En 2009, des travaux ont estimé que la perte de stockage des barrages en Europe et en Russie pourrait atteindre 80% à l’échéance 2080. «Quand on regarde les données, on s’aperçoit qu’il existe une variabilité considérable.» La perte annuelle de volume s’étend, suivant les estimations et la localisation des sites dans le monde, de 0,2 à 70%! «Les infrastructures suisses sont relativement protégées contre la sédimentation, puisqu’on estime le volume de stockage perdu à seulement 5% depuis les années 1980.»
Des rivières qui ont faim de sédiments
Outre la baisse de volume utile, les sédiments engendrent toute une série de problèmes: ils contribuent ainsi à l’érosion des installations hydroélectriques (vannes, turbines). «Ils peuvent aussi mettre en péril la sécurité de la retenue», souligne Giovanni De Cesare. En effet, tous les barrages disposent, dans leur partie inférieure, d’une ouverture qui permet de vidanger le réservoir, par exemple en cas de séisme ou de précipitations extrêmes.
S’il y a trop de sédiments accumulés, ce dispositif peut être obstrué. «C’est pour cela qu’on vérifie tous les ans que cette vidange fonctionne correctement. Cela permet aussi de rendre un peu de sédiments en aval, faute de quoi le cours d’eau peut se dégrader.»
C’est ce que les spécialistes appellent les «rivières affamées» (hungry rivers): quand elles ne reçoivent pas assez de sédiments, leur lit se creuse et les berges s’érodent, ce qui perturbe la faune et la flore qui y vivent. A l’EPFL, une thèse est en cours sur la création de crues artificielles, par ouverture de la vidange de fond, pour nourrir de sédiments les cours d’eau en aval des retenues, avec éventuellement l’ajout artificiel de sédiments grossiers.
«C’est d’ailleurs une obligation légale dans la Confédération, puisque la loi impose un assainissement de la force hydraulique d’ici à 2030, en assurant la dynamique naturelle du charriage des rivières.»
Pour prévenir la sédimentation, le Japon et la Suisse se sont fait une spécialité dans la diversion des crues: «C’est un peu comme si on créait une autoroute de contournement d’un péage en cas d’embouteillage, explique Giovanni De Cesare.

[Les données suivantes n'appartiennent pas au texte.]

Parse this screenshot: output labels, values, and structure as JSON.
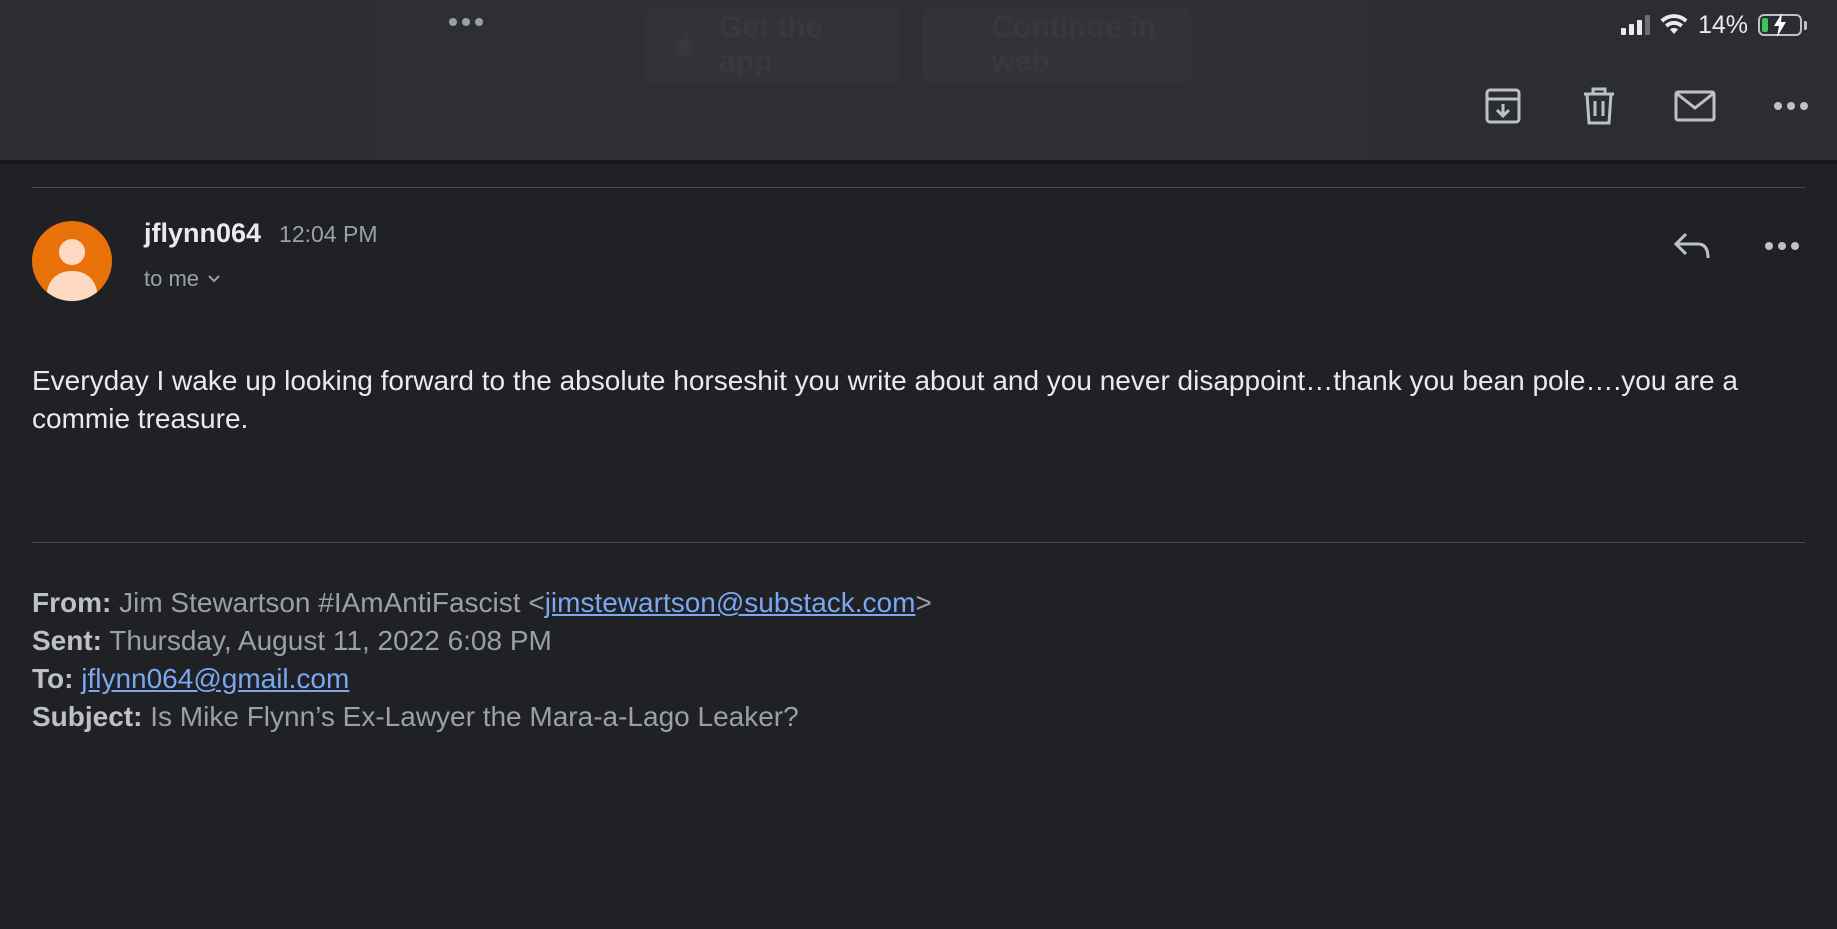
{
  "status_bar": {
    "battery_text": "14%",
    "battery_level": 0.14,
    "icons": [
      "signal-icon",
      "wifi-icon",
      "battery-charging-icon"
    ]
  },
  "top_bar": {
    "multitask_icon": "ellipsis-icon",
    "get_app_label": "Get the app",
    "web_label": "Continue in web",
    "actions": [
      "archive-icon",
      "trash-icon",
      "mark-unread-icon",
      "more-icon"
    ]
  },
  "message": {
    "sender": "jflynn064",
    "time": "12:04 PM",
    "recipient": "to me",
    "body": "Everyday I wake up looking forward to the absolute horseshit you write about and you never disappoint…thank you bean pole….you are a commie treasure."
  },
  "quoted_header": {
    "from_label": "From:",
    "from_name": "Jim Stewartson #IAmAntiFascist <",
    "from_email": "jimstewartson@substack.com",
    "from_close": ">",
    "sent_label": "Sent:",
    "sent_value": "Thursday, August 11, 2022 6:08 PM",
    "to_label": "To:",
    "to_email": "jflynn064@gmail.com",
    "subject_label": "Subject:",
    "subject_value": "Is Mike Flynn’s Ex-Lawyer the Mara-a-Lago Leaker?"
  },
  "colors": {
    "background": "#202124",
    "avatar": "#e8710a",
    "link": "#7aa7f0",
    "battery": "#34c759"
  }
}
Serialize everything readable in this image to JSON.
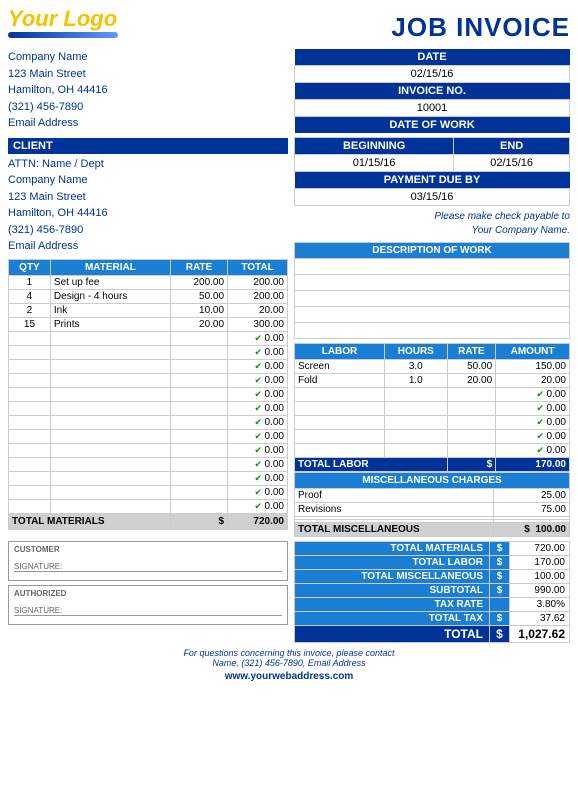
{
  "header": {
    "logo_text": "Your Logo",
    "invoice_title": "JOB INVOICE"
  },
  "sender": {
    "company": "Company Name",
    "address": "123 Main Street",
    "city": "Hamilton, OH  44416",
    "phone": "(321) 456-7890",
    "email": "Email Address"
  },
  "client_section": {
    "label": "CLIENT",
    "attn": "ATTN: Name / Dept",
    "company": "Company Name",
    "address": "123 Main Street",
    "city": "Hamilton, OH  44416",
    "phone": "(321) 456-7890",
    "email": "Email Address"
  },
  "date_info": {
    "date_label": "DATE",
    "date_value": "02/15/16",
    "invoice_label": "INVOICE NO.",
    "invoice_value": "10001",
    "date_of_work_label": "DATE OF WORK",
    "beginning_label": "BEGINNING",
    "beginning_value": "01/15/16",
    "end_label": "END",
    "end_value": "02/15/16",
    "payment_due_label": "PAYMENT DUE BY",
    "payment_due_value": "03/15/16",
    "payable_note_line1": "Please make check payable to",
    "payable_note_line2": "Your Company Name."
  },
  "materials": {
    "headers": [
      "QTY",
      "MATERIAL",
      "RATE",
      "TOTAL"
    ],
    "rows": [
      {
        "qty": "1",
        "material": "Set up fee",
        "rate": "200.00",
        "total": "200.00"
      },
      {
        "qty": "4",
        "material": "Design - 4 hours",
        "rate": "50.00",
        "total": "200.00"
      },
      {
        "qty": "2",
        "material": "Ink",
        "rate": "10.00",
        "total": "20.00"
      },
      {
        "qty": "15",
        "material": "Prints",
        "rate": "20.00",
        "total": "300.00"
      },
      {
        "qty": "",
        "material": "",
        "rate": "",
        "total": "0.00"
      },
      {
        "qty": "",
        "material": "",
        "rate": "",
        "total": "0.00"
      },
      {
        "qty": "",
        "material": "",
        "rate": "",
        "total": "0.00"
      },
      {
        "qty": "",
        "material": "",
        "rate": "",
        "total": "0.00"
      },
      {
        "qty": "",
        "material": "",
        "rate": "",
        "total": "0.00"
      },
      {
        "qty": "",
        "material": "",
        "rate": "",
        "total": "0.00"
      },
      {
        "qty": "",
        "material": "",
        "rate": "",
        "total": "0.00"
      },
      {
        "qty": "",
        "material": "",
        "rate": "",
        "total": "0.00"
      },
      {
        "qty": "",
        "material": "",
        "rate": "",
        "total": "0.00"
      },
      {
        "qty": "",
        "material": "",
        "rate": "",
        "total": "0.00"
      },
      {
        "qty": "",
        "material": "",
        "rate": "",
        "total": "0.00"
      },
      {
        "qty": "",
        "material": "",
        "rate": "",
        "total": "0.00"
      },
      {
        "qty": "",
        "material": "",
        "rate": "",
        "total": "0.00"
      }
    ],
    "total_label": "TOTAL MATERIALS",
    "total_dollar": "$",
    "total_value": "720.00"
  },
  "description": {
    "label": "DESCRIPTION OF WORK",
    "rows": [
      "",
      "",
      "",
      "",
      ""
    ]
  },
  "labor": {
    "headers": [
      "LABOR",
      "HOURS",
      "RATE",
      "AMOUNT"
    ],
    "rows": [
      {
        "labor": "Screen",
        "hours": "3.0",
        "rate": "50.00",
        "amount": "150.00"
      },
      {
        "labor": "Fold",
        "hours": "1.0",
        "rate": "20.00",
        "amount": "20.00"
      },
      {
        "labor": "",
        "hours": "",
        "rate": "",
        "amount": "0.00"
      },
      {
        "labor": "",
        "hours": "",
        "rate": "",
        "amount": "0.00"
      },
      {
        "labor": "",
        "hours": "",
        "rate": "",
        "amount": "0.00"
      },
      {
        "labor": "",
        "hours": "",
        "rate": "",
        "amount": "0.00"
      },
      {
        "labor": "",
        "hours": "",
        "rate": "",
        "amount": "0.00"
      }
    ],
    "total_label": "TOTAL LABOR",
    "total_dollar": "$",
    "total_value": "170.00"
  },
  "misc": {
    "label": "MISCELLANEOUS CHARGES",
    "rows": [
      {
        "description": "Proof",
        "amount": "25.00"
      },
      {
        "description": "Revisions",
        "amount": "75.00"
      },
      {
        "description": "",
        "amount": ""
      },
      {
        "description": "",
        "amount": ""
      }
    ],
    "total_label": "TOTAL MISCELLANEOUS",
    "total_dollar": "$",
    "total_value": "100.00"
  },
  "signatures": {
    "customer_label": "CUSTOMER",
    "customer_sig_label": "SIGNATURE:",
    "authorized_label": "AUTHORIZED",
    "authorized_sig_label": "SIGNATURE:"
  },
  "totals_summary": {
    "materials_label": "TOTAL MATERIALS",
    "materials_dollar": "$",
    "materials_value": "720.00",
    "labor_label": "TOTAL LABOR",
    "labor_dollar": "$",
    "labor_value": "170.00",
    "misc_label": "TOTAL MISCELLANEOUS",
    "misc_dollar": "$",
    "misc_value": "100.00",
    "subtotal_label": "SUBTOTAL",
    "subtotal_dollar": "$",
    "subtotal_value": "990.00",
    "tax_rate_label": "TAX RATE",
    "tax_rate_value": "3.80%",
    "total_tax_label": "TOTAL TAX",
    "total_tax_dollar": "$",
    "total_tax_value": "37.62",
    "total_label": "TOTAL",
    "total_dollar": "$",
    "total_value": "1,027.62"
  },
  "footer": {
    "note_line1": "For questions concerning this invoice, please contact",
    "note_line2": "Name, (321) 456-7890, Email Address",
    "website": "www.yourwebaddress.com"
  }
}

Un tunnel relie le cours d’eau en amont et en aval de la retenue, qu’on ouvre en cas de crue pour évacuer l’eau très chargée en sédiments.» Des études au Japon ont montré que le flux de matières peut ainsi être réduit d’environ 80 à 95%.
Six barrages sont déjà équipés d’un tel système dans la Confédération. Cinq d’entre eux ne sont utilisés que quelques jours par an. Le sixième, celui de Pfaffenstprung (UR), fonctionne en moyenne cent à deux cents jours par an en raison de la grande quantité de sédiments transportés par son cours d’eau, la Reuss. Ce contournement affiche ainsi une efficacité supérieure à 90%.
Rehausser les infrastructures
Pour maintenir une importante capacité de stockage, les ingénieurs disposent de nombreuses techniques. «On peut par exemple surélever la retenue pour augmenter son volume utile et compenser ce qui est perdu au fond.» C’est ce qui a été fait sur le barrage de Luzzone (TI), dont la hauteur a été portée, dans les années 1990, de 208 à 225 mètres, ou encore sur celui de Mauvoisin (VS), rehaussé de 13,5 mètres à la fin des années 1980.
Ce dernier a également été l’objet d’un rehaussement du dispositif de vidange, pour le rendre moins vulnérable au dépôt sédimentaire. Celui de Gigerwald (SG) devait de son côté être vidé cet automne pour réaliser une opération similaire, avant que son exploitant Axpo ne décide d’interrompre les travaux, pour privilégier la sécurité d’approvisionnement électrique d’un hiver qui s’annonçait difficile. Le chantier a été reporté à l’hiver 2024-2025.
Dans certaines retenues, les opérateurs disposent d’une méthode relativement simple pour abaisser le niveau de sédiments fins. «On peut draguer le fond des petits lacs comme on le fait dans les ports.» De son côté, l’EPFL travaille à son projet Sedmix. «L’idée est de maintenir les sédiments en suspension dans l’eau, de manière qu’ils s’évacuent lors du turbinage», précise Giovanni De Cesare.
Un prototype est prévu, qui sera déployé successivement dans trois retenues. Il agira en quelque sorte comme un mélangeur géant dont les tests permettront de déterminer son efficacité, d’observer le niveau d’abrasion des turbines et bien sûr de repérer un éventuel effet délétère sur la faune des lacs. «Nous disposons de toute une palette de contremesures, mais le plus efficace reste la lutte contre l’érosion en amont des retenues, et l’installation de tunnels de contournement pour les crues!»